Adieu, ma belle amie : ne me laissez jamais oublier à Grignan, je vous en conjure, et surtout de la charmante Pauline. le crois que M. de Chaulnes va acheter Villefrit de M. de Fieubet[2], dont Mme de Chaulnes paroît peu contente. Le confesseur extraordinaire[3]de Mme de Grignan me doit demain lire l’oraison funèbre qu’il a faite de ce saint homme.

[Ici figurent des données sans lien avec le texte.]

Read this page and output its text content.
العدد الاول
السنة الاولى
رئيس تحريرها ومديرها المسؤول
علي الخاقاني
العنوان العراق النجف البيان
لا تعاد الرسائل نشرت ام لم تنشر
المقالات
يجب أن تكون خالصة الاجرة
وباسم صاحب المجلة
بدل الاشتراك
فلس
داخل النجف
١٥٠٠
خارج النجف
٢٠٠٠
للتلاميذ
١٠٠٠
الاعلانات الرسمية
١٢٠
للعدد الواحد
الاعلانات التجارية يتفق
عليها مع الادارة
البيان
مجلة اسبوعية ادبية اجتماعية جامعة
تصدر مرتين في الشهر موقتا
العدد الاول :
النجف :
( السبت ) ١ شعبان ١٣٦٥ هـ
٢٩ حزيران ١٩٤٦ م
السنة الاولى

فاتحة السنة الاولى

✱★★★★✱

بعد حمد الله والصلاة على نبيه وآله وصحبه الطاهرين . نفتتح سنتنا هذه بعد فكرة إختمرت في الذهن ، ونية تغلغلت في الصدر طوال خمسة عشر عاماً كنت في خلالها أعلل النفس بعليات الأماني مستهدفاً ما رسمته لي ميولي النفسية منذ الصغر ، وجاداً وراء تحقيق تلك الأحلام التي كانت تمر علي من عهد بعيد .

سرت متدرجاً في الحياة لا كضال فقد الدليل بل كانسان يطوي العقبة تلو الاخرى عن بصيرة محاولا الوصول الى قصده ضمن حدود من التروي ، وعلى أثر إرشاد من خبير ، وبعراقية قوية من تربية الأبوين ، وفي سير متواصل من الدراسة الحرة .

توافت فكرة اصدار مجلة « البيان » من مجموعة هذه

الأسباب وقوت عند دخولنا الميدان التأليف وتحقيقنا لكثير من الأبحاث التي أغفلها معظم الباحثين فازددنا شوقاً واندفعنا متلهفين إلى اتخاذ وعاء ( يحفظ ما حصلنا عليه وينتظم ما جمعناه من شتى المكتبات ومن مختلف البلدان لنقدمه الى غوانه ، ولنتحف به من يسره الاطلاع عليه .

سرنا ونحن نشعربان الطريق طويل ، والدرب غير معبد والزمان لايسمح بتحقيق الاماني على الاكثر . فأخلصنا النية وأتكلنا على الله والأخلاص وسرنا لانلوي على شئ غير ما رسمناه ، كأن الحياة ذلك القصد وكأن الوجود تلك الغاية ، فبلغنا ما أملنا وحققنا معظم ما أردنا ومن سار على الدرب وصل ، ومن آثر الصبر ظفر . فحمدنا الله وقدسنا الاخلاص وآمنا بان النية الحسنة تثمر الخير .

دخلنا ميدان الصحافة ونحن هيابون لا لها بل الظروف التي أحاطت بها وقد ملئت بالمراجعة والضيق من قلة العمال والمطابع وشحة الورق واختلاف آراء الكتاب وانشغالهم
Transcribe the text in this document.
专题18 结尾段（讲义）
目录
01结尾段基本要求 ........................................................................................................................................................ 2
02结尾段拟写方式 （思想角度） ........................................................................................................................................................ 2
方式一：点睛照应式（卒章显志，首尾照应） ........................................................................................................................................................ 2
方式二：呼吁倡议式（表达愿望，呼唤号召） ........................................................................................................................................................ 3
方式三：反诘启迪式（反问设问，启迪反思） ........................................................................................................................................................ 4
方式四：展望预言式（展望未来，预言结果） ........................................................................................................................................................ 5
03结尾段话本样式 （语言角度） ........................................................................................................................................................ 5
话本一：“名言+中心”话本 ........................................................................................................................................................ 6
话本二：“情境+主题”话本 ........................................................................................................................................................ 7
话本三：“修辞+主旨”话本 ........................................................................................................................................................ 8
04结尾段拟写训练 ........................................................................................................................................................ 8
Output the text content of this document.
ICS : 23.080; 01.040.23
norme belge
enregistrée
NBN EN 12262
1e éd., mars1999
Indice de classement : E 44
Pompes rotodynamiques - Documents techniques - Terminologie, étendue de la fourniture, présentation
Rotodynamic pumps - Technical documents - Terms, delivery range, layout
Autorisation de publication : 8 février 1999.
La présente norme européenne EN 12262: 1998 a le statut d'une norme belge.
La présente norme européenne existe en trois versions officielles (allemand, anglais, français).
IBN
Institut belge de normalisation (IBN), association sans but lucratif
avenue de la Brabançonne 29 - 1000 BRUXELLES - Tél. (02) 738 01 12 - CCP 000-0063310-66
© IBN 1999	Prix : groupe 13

  1. 2. « Le père Gaillard fit son oraison funèbre de l’Archevèque à Notre-Dame ; la matière étoit plus que délicate, et la fin terrible. Le célèbre jésuite prit son parti : il loua tout ce qui méritoit de l’être, puis tourna court sur la morale ; il fit un chef-d’œuvre d’éloquence et de piété. » (Saint-Simon, tome I, p. 291) — Ce fut à qui le déchireroit, dit l’abbé le Gendre de l’Archevêque son protecteur (p. 201) ; il n’y eut pas jusqu’au jésuite qui fit son oraison funèbre qui ne parlât de lui en des termes à faire croire que le prélat étoit damné. « Quels talents n’eut-il point ! dit ce pitoyable rhéteur (c’étoit le P. Gaillard). « Quel usage en fit-il ? Dieu le sait
  2. 3. Mort le 10 septembre 1694, dans sa maison de Villefrit, proche Paris. Voyez ci-dessus, p. 199, note 8. Il y a Villeflit dans l’édition de 1751.
  3. 4. L’abbé Anselme ; voyez tome VIII, p. 514, note 11, et ci-après, p. 325 et note 1. Il prononça le I2 septembre l’oraison funèbre de Fieubet dans l’église des Camaldules de Grosbois.